I try to edge around him but abruptly stop when I feel Phil’s hand splay out across my chest. I slowly look down at his fingers and every ounce of congeniality I feel dissolves. Now I’m fighting the urge to wrap my hand around his wrist and twist it behind his back. I hate that that’s my first instinct when I’m touched without warning. Part of me wonders if maybe I’ve been doing this job too long. But what else would I do?

I force myself to breathe and relax—because this is Phil, a man who has lived in this town his whole life and has likely watched Annie grow up. So instead of shoving him backward with a warning to not touch me again, I look him in the eyes and listen.

“Our Annie is a sweetie, you know?” He’s saying it in a cheery tone, but there’s an edge to it that I don’t miss. Unspoken words of warning: our Annie is a sweetie, so don’t mess with her, or I’ll cut off your balls with the chain saw we have on sale today for 50 percent off. Phil and his blue-and-white-striped collared shirt, khaki shorts, tube socks over his ankles, and dad tennis shoes is threatening me. Me—a highly trained executive protection agent who specializes in hand-to-hand combat, evasive maneuvering, and weapons training. And guess what? It’s working. Phil has the fatherly stare down that makes my blood curdle.

“I know,” I say honestly, because only one look in Annie’s soft blue eyes is enough to inform a person that she has kindness and empathy spilling out of her soul.

Phil nods. “I don’t want to hear of anyone—and I do mean anyone—hurting our girl.

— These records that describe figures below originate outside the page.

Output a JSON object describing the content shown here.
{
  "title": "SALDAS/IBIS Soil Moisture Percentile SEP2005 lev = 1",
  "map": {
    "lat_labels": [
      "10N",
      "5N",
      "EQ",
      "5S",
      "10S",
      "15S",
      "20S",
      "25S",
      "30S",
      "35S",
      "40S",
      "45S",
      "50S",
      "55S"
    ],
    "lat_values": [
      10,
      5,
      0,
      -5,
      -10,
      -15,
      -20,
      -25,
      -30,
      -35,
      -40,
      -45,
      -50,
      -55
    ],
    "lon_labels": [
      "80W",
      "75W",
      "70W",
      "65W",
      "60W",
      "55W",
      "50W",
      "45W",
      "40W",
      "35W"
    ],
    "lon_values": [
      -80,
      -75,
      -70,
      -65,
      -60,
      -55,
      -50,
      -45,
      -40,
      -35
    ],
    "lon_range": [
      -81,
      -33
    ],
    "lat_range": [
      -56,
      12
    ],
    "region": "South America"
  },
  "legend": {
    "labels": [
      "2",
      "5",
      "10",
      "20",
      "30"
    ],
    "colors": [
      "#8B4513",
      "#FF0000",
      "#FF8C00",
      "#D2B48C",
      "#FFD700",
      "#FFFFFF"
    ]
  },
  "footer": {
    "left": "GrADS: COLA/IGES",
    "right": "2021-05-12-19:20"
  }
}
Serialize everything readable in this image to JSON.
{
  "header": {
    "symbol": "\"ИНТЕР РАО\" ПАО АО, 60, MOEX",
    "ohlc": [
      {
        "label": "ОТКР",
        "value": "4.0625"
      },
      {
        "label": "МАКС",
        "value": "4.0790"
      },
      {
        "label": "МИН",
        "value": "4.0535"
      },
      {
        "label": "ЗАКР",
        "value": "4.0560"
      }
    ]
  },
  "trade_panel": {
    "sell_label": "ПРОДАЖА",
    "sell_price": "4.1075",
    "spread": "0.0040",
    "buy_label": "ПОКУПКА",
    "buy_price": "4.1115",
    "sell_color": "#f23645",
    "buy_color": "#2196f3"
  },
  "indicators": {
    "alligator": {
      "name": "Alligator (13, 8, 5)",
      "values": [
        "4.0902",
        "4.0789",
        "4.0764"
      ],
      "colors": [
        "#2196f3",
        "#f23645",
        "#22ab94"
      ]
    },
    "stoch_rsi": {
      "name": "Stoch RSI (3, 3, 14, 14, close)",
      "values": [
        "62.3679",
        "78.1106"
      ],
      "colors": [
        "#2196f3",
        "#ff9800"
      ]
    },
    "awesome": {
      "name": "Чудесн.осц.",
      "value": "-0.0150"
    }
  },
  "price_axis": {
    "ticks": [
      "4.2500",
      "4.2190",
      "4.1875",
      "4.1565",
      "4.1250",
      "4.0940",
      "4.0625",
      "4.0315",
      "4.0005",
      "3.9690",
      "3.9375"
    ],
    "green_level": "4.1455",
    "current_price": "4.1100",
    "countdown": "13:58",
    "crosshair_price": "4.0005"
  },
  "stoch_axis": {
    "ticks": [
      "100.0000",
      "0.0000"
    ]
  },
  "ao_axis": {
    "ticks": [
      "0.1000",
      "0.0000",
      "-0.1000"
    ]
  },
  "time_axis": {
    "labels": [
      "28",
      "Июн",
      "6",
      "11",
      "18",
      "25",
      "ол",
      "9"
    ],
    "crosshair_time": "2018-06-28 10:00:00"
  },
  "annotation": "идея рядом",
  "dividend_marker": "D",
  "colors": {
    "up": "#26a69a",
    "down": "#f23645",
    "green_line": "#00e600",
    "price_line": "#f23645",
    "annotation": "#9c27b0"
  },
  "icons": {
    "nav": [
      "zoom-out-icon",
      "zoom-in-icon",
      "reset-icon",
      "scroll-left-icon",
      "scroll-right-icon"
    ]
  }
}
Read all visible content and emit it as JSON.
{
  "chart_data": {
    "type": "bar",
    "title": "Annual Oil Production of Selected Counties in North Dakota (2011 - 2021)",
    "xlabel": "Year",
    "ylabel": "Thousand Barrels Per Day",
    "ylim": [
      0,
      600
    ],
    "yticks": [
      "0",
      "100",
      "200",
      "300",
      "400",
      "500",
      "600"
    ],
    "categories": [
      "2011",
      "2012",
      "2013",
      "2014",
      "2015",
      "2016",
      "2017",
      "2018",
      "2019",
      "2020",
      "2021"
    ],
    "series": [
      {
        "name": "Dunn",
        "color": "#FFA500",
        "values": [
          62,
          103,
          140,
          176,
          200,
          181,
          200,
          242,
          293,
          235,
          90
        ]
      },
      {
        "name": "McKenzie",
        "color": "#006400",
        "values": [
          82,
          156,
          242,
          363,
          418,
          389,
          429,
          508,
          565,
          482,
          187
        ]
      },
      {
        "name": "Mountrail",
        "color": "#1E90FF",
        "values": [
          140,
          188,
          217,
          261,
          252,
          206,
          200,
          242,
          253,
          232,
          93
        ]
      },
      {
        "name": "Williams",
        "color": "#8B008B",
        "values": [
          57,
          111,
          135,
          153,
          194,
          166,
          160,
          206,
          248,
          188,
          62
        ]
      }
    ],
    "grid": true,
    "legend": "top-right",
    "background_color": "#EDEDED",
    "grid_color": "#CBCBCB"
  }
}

Understand?”

I respect Phil and his tube-sock-wearing self more, even if I am a little irritated at his insinuation that I would purposely hurt her. Or any woman. “I understand, sir.”

He pats my chest and removes his hand. “And wear a shirt when you jog from now on. You about made Gemma pass out into her clearance fabric bin this morning. Woulda never found her after that.”

One month. I can do this for one month. Thirty days. I’ve endured worse.